Festa estranha com gente esquisita – Parte 1

Hulking e Wiccano jamais imaginaram que teriam de combater o pior inimigo de todos os tempos: a discriminação!

Por: César Belardi

Cada um de nós tem sua própria régua, e costumamos medir tudo – e todos – à nossa volta a partir dela. São nossos valores, nossas referências e, muitas vezes, nossas próprias verdades, a maneira como vemos o mundo que nos cerca e o colocamos em duas caixas distintas: “certo” e “errado”. Parece ser um senso bastante raso, porém, predomina.

Nada de novo, até aqui. O problema real começa quando determinamos que essas caixas não tem mais as aspas e passam a ser aplicadas à totalidade que nos cerca, próxima ou distante, indiscriminadamente, e apontamos como juízes de um passado não tão remoto a condenar sob leis que apenas nós chancelamos.

Quem quiser ser bem quisto por mim, que siga minhas leis, caso contrário, estará fadado à crítica pública, por meio de atos que acentuarão quão impróprio, aberração, você é, para fazer parte do “meu mundo perfeito”!

Agora, considerem, sem maiores preocupações: o que descrevi é patético, para ser educado! Beira o ridículo, chegando às raias da imoralidade e, por vezes, da total falta de ética, um crime contra a identidade e o respeito ao outro. Infelizmente, atos patéticos, quando perpetrados por indivíduos cuja única referência de mundo é um espelho fosco, não são totalmente inofensivos. A falta de limites, por se colocarem como o ápice da evolução humana e social sem sequer compreender o conceito correto do termo, é a autojustificativa usada para buscar reconhecimento e apoio em outros que compartilhem do mesmo espelho.

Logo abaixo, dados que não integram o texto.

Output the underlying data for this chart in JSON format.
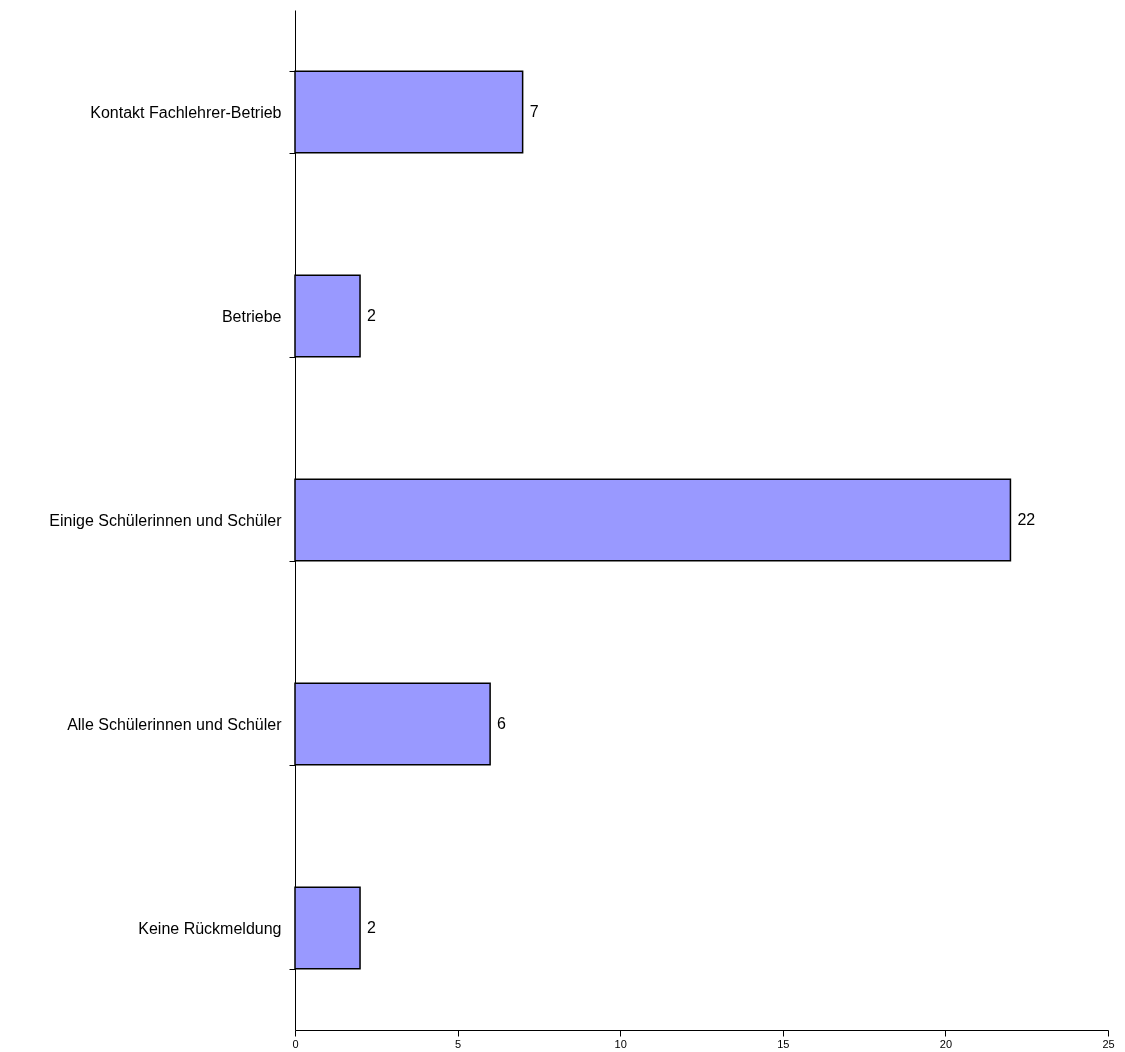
{
  "chart_data": {
    "type": "bar",
    "orientation": "horizontal",
    "categories": [
      "Kontakt Fachlehrer-Betrieb",
      "Betriebe",
      "Einige Schülerinnen und Schüler",
      "Alle Schülerinnen und Schüler",
      "Keine Rückmeldung"
    ],
    "values": [
      7,
      2,
      22,
      6,
      2
    ],
    "color": "#9999ff",
    "xlim": [
      0,
      25
    ],
    "xticks": [
      0,
      5,
      10,
      15,
      20,
      25
    ],
    "data_labels": true,
    "grid": false
  }
}
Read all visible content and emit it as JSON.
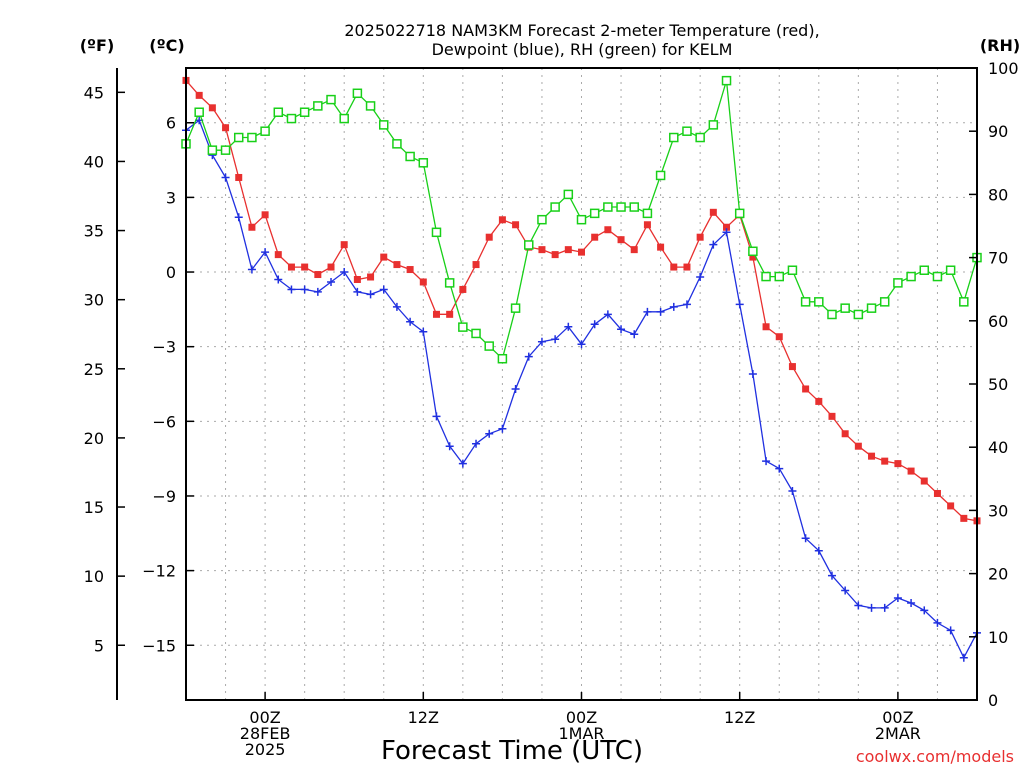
{
  "chart_data": {
    "type": "line",
    "title_line1": "2025022718 NAM3KM Forecast 2-meter Temperature (red),",
    "title_line2": "Dewpoint (blue), RH (green) for KELM",
    "xlabel": "Forecast Time (UTC)",
    "y_left_outer_label": "(ºF)",
    "y_left_inner_label": "(ºC)",
    "y_right_label": "(RH)",
    "credit": "coolwx.com/models",
    "x_range_hours": [
      -6,
      54
    ],
    "x_ticks": [
      {
        "hour": 0,
        "labels": [
          "00Z",
          "28FEB",
          "2025"
        ]
      },
      {
        "hour": 12,
        "labels": [
          "12Z"
        ]
      },
      {
        "hour": 24,
        "labels": [
          "00Z",
          "1MAR"
        ]
      },
      {
        "hour": 36,
        "labels": [
          "12Z"
        ]
      },
      {
        "hour": 48,
        "labels": [
          "00Z",
          "2MAR"
        ]
      }
    ],
    "y_celsius_range": [
      -17.2,
      8.2
    ],
    "y_celsius_ticks": [
      "6",
      "3",
      "0",
      "−3",
      "−6",
      "−9",
      "−12",
      "−15"
    ],
    "y_fahrenheit_ticks": [
      "45",
      "40",
      "35",
      "30",
      "25",
      "20",
      "15",
      "10",
      "5"
    ],
    "y_rh_range": [
      0,
      100
    ],
    "y_rh_ticks": [
      "100",
      "90",
      "80",
      "70",
      "60",
      "50",
      "40",
      "30",
      "20",
      "10",
      "0"
    ],
    "grid": true,
    "series": [
      {
        "name": "Temperature",
        "color": "#e8302f",
        "marker": "filled-square",
        "axis": "celsius",
        "values": [
          7.7,
          7.1,
          6.6,
          5.8,
          3.8,
          1.8,
          2.3,
          0.7,
          0.2,
          0.2,
          -0.1,
          0.2,
          1.1,
          -0.3,
          -0.2,
          0.6,
          0.3,
          0.1,
          -0.4,
          -1.7,
          -1.7,
          -0.7,
          0.3,
          1.4,
          2.1,
          1.9,
          1.0,
          0.9,
          0.7,
          0.9,
          0.8,
          1.4,
          1.7,
          1.3,
          0.9,
          1.9,
          1.0,
          0.2,
          0.2,
          1.4,
          2.4,
          1.8,
          2.3,
          0.6,
          -2.2,
          -2.6,
          -3.8,
          -4.7,
          -5.2,
          -5.8,
          -6.5,
          -7.0,
          -7.4,
          -7.6,
          -7.7,
          -8.0,
          -8.4,
          -8.9,
          -9.4,
          -9.9,
          -10.0
        ]
      },
      {
        "name": "Dewpoint",
        "color": "#2030e0",
        "marker": "plus",
        "axis": "celsius",
        "values": [
          5.7,
          6.1,
          4.7,
          3.8,
          2.2,
          0.1,
          0.8,
          -0.3,
          -0.7,
          -0.7,
          -0.8,
          -0.4,
          0.0,
          -0.8,
          -0.9,
          -0.7,
          -1.4,
          -2.0,
          -2.4,
          -5.8,
          -7.0,
          -7.7,
          -6.9,
          -6.5,
          -6.3,
          -4.7,
          -3.4,
          -2.8,
          -2.7,
          -2.2,
          -2.9,
          -2.1,
          -1.7,
          -2.3,
          -2.5,
          -1.6,
          -1.6,
          -1.4,
          -1.3,
          -0.2,
          1.1,
          1.6,
          -1.3,
          -4.1,
          -7.6,
          -7.9,
          -8.8,
          -10.7,
          -11.2,
          -12.2,
          -12.8,
          -13.4,
          -13.5,
          -13.5,
          -13.1,
          -13.3,
          -13.6,
          -14.1,
          -14.4,
          -15.5,
          -14.5
        ]
      },
      {
        "name": "RH",
        "color": "#18d018",
        "marker": "open-square",
        "axis": "rh",
        "values": [
          88,
          93,
          87,
          87,
          89,
          89,
          90,
          93,
          92,
          93,
          94,
          95,
          92,
          96,
          94,
          91,
          88,
          86,
          85,
          74,
          66,
          59,
          58,
          56,
          54,
          62,
          72,
          76,
          78,
          80,
          76,
          77,
          78,
          78,
          78,
          77,
          83,
          89,
          90,
          89,
          91,
          98,
          77,
          71,
          67,
          67,
          68,
          63,
          63,
          61,
          62,
          61,
          62,
          63,
          66,
          67,
          68,
          67,
          68,
          63,
          70
        ]
      }
    ]
  }
}
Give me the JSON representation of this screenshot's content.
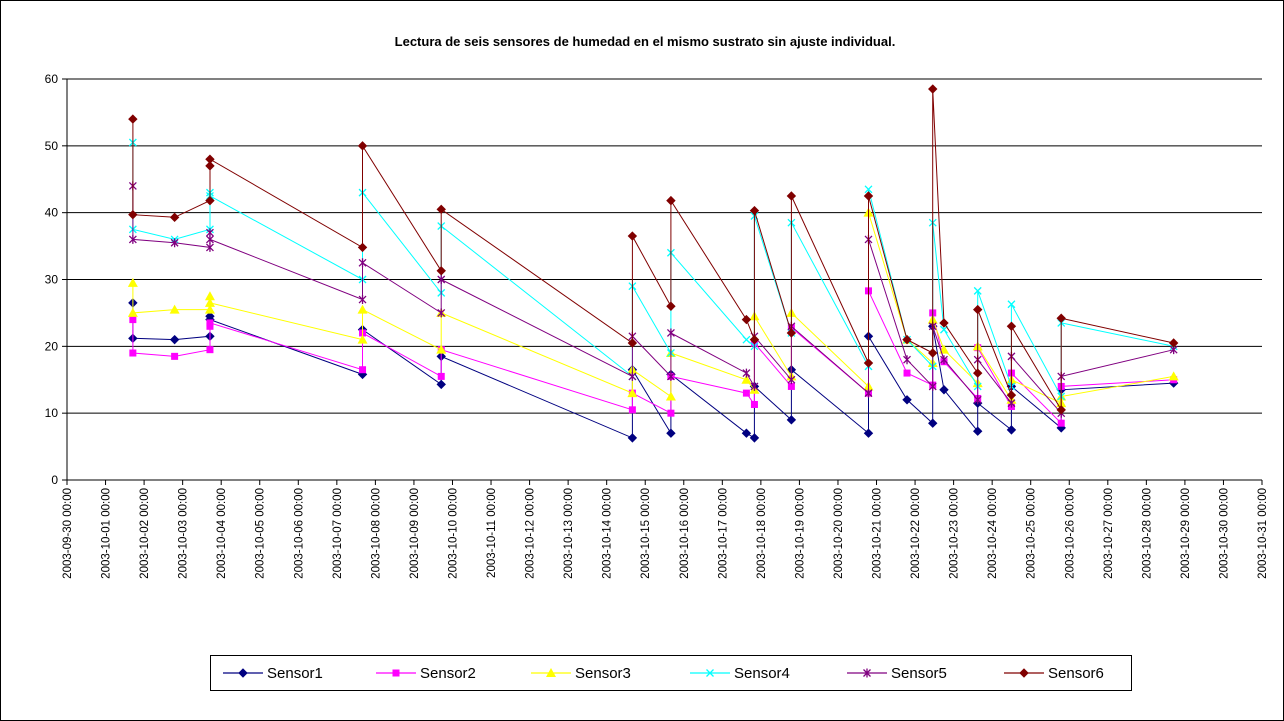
{
  "chart_data": {
    "type": "line",
    "title": "Lectura de seis sensores de humedad en el mismo sustrato sin ajuste individual.",
    "xlabel": "",
    "ylabel": "",
    "ylim": [
      0,
      60
    ],
    "y_ticks": [
      0,
      10,
      20,
      30,
      40,
      50,
      60
    ],
    "x_range_days": [
      "2003-09-30 00:00",
      "2003-10-31 00:00"
    ],
    "x_tick_labels": [
      "2003-09-30 00:00",
      "2003-10-01 00:00",
      "2003-10-02 00:00",
      "2003-10-03 00:00",
      "2003-10-04 00:00",
      "2003-10-05 00:00",
      "2003-10-06 00:00",
      "2003-10-07 00:00",
      "2003-10-08 00:00",
      "2003-10-09 00:00",
      "2003-10-10 00:00",
      "2003-10-11 00:00",
      "2003-10-12 00:00",
      "2003-10-13 00:00",
      "2003-10-14 00:00",
      "2003-10-15 00:00",
      "2003-10-16 00:00",
      "2003-10-17 00:00",
      "2003-10-18 00:00",
      "2003-10-19 00:00",
      "2003-10-20 00:00",
      "2003-10-21 00:00",
      "2003-10-22 00:00",
      "2003-10-23 00:00",
      "2003-10-24 00:00",
      "2003-10-25 00:00",
      "2003-10-26 00:00",
      "2003-10-27 00:00",
      "2003-10-28 00:00",
      "2003-10-29 00:00",
      "2003-10-30 00:00",
      "2003-10-31 00:00"
    ],
    "grid": "horizontal",
    "legend_position": "bottom",
    "x": [
      "2003-10-01 17:00",
      "2003-10-01 17:00",
      "2003-10-02 19:00",
      "2003-10-03 17:00",
      "2003-10-03 17:00",
      "2003-10-03 17:00",
      "2003-10-07 16:00",
      "2003-10-07 16:00",
      "2003-10-09 17:00",
      "2003-10-09 17:00",
      "2003-10-14 16:00",
      "2003-10-14 16:00",
      "2003-10-15 16:00",
      "2003-10-15 16:00",
      "2003-10-17 15:00",
      "2003-10-17 20:00",
      "2003-10-17 20:00",
      "2003-10-18 19:00",
      "2003-10-18 19:00",
      "2003-10-20 19:00",
      "2003-10-20 19:00",
      "2003-10-21 19:00",
      "2003-10-22 11:00",
      "2003-10-22 11:00",
      "2003-10-22 18:00",
      "2003-10-23 15:00",
      "2003-10-23 15:00",
      "2003-10-24 12:00",
      "2003-10-24 12:00",
      "2003-10-25 19:00",
      "2003-10-25 19:00",
      "2003-10-28 17:00"
    ],
    "series": [
      {
        "name": "Sensor1",
        "color": "#000080",
        "marker": "diamond",
        "values": [
          26.5,
          21.2,
          21.0,
          21.5,
          24.5,
          24.0,
          15.8,
          22.5,
          14.3,
          18.5,
          6.3,
          16.5,
          7.0,
          15.8,
          7.0,
          6.3,
          14.0,
          9.0,
          16.5,
          7.0,
          21.5,
          12.0,
          8.5,
          23.0,
          13.5,
          7.3,
          11.5,
          7.5,
          14.0,
          7.8,
          13.5,
          14.5
        ]
      },
      {
        "name": "Sensor2",
        "color": "#ff00ff",
        "marker": "square",
        "values": [
          24.0,
          19.0,
          18.5,
          19.5,
          23.0,
          23.5,
          16.5,
          22.0,
          15.5,
          19.5,
          10.5,
          13.0,
          10.0,
          15.5,
          13.0,
          11.3,
          20.5,
          14.0,
          22.8,
          13.0,
          28.3,
          16.0,
          14.2,
          25.0,
          17.7,
          12.2,
          19.8,
          11.0,
          16.0,
          8.5,
          14.0,
          15.0
        ]
      },
      {
        "name": "Sensor3",
        "color": "#ffff00",
        "marker": "triangle",
        "values": [
          29.5,
          25.0,
          25.5,
          25.5,
          27.5,
          26.5,
          21.0,
          25.5,
          19.5,
          25.0,
          13.0,
          16.5,
          12.5,
          19.0,
          15.0,
          13.5,
          24.5,
          15.5,
          25.0,
          14.0,
          40.0,
          21.0,
          17.5,
          24.0,
          19.5,
          14.5,
          20.0,
          12.0,
          15.0,
          11.5,
          12.5,
          15.5
        ]
      },
      {
        "name": "Sensor4",
        "color": "#00ffff",
        "marker": "x",
        "values": [
          50.5,
          37.5,
          36.0,
          37.5,
          43.0,
          42.5,
          30.0,
          43.0,
          28.0,
          38.0,
          15.5,
          29.0,
          19.0,
          34.0,
          21.0,
          20.0,
          39.5,
          22.0,
          38.5,
          17.0,
          43.5,
          21.0,
          17.0,
          38.5,
          22.5,
          14.0,
          28.3,
          14.0,
          26.3,
          12.5,
          23.5,
          20.0
        ]
      },
      {
        "name": "Sensor5",
        "color": "#800080",
        "marker": "star",
        "values": [
          44.0,
          36.0,
          35.5,
          34.8,
          37.0,
          36.0,
          27.0,
          32.5,
          25.0,
          30.0,
          15.5,
          21.5,
          15.5,
          22.0,
          16.0,
          14.0,
          21.5,
          15.0,
          23.0,
          13.0,
          36.0,
          18.0,
          14.0,
          23.0,
          18.0,
          12.0,
          18.0,
          11.5,
          18.5,
          10.0,
          15.5,
          19.5
        ]
      },
      {
        "name": "Sensor6",
        "color": "#800000",
        "marker": "diamond",
        "values": [
          54.0,
          39.7,
          39.3,
          41.8,
          47.0,
          48.0,
          34.8,
          50.0,
          31.3,
          40.5,
          20.5,
          36.5,
          26.0,
          41.8,
          24.0,
          21.0,
          40.3,
          22.0,
          42.5,
          17.5,
          42.5,
          21.0,
          19.0,
          58.5,
          23.5,
          16.0,
          25.5,
          12.7,
          23.0,
          10.5,
          24.2,
          20.5
        ]
      }
    ]
  }
}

Racismo, discriminação, discursos de ódio, atos de agressão física e moral, segregacionismo, e mais uma vexaminosa infinidade de ações contra o outro – por ser, de alguma forma, diferente daquele reflexo fosco – não são atitudes patéticas. As vidas das pessoas, que são alvo de tais obscenidades, são prejudicadas, destruídas e, até mesmo, extintas, como temos visto com tanta frequência nos últimos tempos.

Os ambientes para tais demonstrações de “superioridade” são, desde as salas de aulas até os eventos esportivos, passando por locais públicos, trabalho, lazer e, no limite do inaceitável, no colo da própria família. Redes sociais são Terra de Ninguém para essas expressões, por maior que sejam os esforços para inibir essas práticas.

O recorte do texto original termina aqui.